PETRUCHIO.--Oui, je vous ai bien dit que votre fils était chéri à Padoue.--(Au pédant.) Entendez-vous, monsieur? Pour abréger les discours, je vous prie de dire au signor Lucentio que son père arrive de Pise, et qu'il attend ici à la porte pour lui parler.

LE PÉDANT.--Vous mentez: son père est arrivé de Pise, et c'est lui qui vous parle à cette fenêtre.

VINCENTIO.--Est-ce vous qui êtes son père?

LE PÉDANT.--Oui, l'ami, du moins sa mère l'assure, si je peuxapporter à elle.

PETRUCHIO, à Vincentio.--Hé! mon beau monsieur, c'est une basse coquinerie d'usurper ainsi le nom d'un autre.

LE PÉDANT.--Saisissez-vous de ce coquin.
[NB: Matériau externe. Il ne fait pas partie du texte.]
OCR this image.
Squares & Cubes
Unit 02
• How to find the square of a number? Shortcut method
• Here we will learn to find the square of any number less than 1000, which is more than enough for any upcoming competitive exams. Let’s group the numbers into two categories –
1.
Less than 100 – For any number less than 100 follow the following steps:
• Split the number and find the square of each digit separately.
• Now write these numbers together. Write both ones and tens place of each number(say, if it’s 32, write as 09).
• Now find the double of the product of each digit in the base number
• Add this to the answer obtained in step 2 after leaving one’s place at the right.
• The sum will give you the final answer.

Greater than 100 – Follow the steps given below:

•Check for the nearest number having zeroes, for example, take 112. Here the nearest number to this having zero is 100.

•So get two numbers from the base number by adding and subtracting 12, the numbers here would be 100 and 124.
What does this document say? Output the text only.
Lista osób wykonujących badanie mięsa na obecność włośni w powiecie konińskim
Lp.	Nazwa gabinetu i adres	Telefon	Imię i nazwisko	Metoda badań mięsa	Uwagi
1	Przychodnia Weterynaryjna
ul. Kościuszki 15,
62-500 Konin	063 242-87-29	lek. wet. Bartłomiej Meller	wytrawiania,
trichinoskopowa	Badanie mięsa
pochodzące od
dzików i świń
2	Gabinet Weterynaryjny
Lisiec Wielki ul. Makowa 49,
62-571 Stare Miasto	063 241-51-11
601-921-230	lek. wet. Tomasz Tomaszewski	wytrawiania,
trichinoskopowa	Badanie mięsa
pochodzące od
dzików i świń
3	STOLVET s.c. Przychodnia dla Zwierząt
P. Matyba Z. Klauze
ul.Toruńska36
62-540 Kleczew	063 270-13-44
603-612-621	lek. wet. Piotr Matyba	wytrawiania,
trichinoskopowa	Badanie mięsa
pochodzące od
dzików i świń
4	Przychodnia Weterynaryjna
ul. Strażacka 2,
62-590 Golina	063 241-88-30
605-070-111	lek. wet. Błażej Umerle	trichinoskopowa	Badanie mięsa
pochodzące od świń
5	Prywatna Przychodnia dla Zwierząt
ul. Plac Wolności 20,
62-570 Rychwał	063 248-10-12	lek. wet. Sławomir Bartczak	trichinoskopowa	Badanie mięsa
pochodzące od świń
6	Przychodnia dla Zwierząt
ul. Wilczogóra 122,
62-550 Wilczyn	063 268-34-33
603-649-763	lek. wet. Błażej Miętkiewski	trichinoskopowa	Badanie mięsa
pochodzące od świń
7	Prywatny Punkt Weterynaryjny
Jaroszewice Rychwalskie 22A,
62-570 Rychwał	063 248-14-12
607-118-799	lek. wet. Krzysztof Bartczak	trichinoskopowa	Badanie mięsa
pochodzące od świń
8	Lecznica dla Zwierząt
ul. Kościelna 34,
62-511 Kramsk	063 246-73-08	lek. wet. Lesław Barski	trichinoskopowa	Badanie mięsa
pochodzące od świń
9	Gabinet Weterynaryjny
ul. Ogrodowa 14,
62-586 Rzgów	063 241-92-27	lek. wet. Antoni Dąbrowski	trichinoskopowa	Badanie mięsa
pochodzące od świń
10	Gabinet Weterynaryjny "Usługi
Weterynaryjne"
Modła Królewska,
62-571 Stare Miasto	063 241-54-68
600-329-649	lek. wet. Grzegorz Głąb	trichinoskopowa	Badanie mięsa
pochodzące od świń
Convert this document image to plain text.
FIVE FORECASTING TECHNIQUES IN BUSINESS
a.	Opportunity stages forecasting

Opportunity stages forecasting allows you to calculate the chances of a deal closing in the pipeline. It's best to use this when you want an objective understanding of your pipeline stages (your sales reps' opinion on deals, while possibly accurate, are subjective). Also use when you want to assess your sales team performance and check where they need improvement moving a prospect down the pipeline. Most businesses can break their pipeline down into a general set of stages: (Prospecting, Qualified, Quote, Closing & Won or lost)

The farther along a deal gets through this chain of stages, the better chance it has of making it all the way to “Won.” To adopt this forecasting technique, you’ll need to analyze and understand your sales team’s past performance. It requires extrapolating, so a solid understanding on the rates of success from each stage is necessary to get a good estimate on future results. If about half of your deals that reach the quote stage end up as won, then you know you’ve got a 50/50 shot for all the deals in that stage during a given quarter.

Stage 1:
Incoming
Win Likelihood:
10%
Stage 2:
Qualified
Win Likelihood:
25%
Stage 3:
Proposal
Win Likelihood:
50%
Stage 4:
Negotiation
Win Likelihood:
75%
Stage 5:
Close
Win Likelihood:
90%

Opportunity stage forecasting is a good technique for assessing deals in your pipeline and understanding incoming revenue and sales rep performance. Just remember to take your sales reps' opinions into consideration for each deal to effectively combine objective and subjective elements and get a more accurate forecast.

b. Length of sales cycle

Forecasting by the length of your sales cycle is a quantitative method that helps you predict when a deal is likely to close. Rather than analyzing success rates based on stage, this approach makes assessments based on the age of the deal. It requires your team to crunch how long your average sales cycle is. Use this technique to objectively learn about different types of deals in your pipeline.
Je le soupçonne de vouloir duper ici quelque honnête citoyen de cette ville en empruntant mon nom.

(Biondello revient.)

BIONDELLO.--Je les ai vus tous les deux à l'église: Dieu veuille les conduire à bon port!--(Apercevant Vincentio.) Mais que vois-je ici? mon vieux maître Vincentio!--Oh! nous voilà perdus, anéantis!

VINCENTIO, reconnaissant Biondello.--Viens ici, gibier de potence.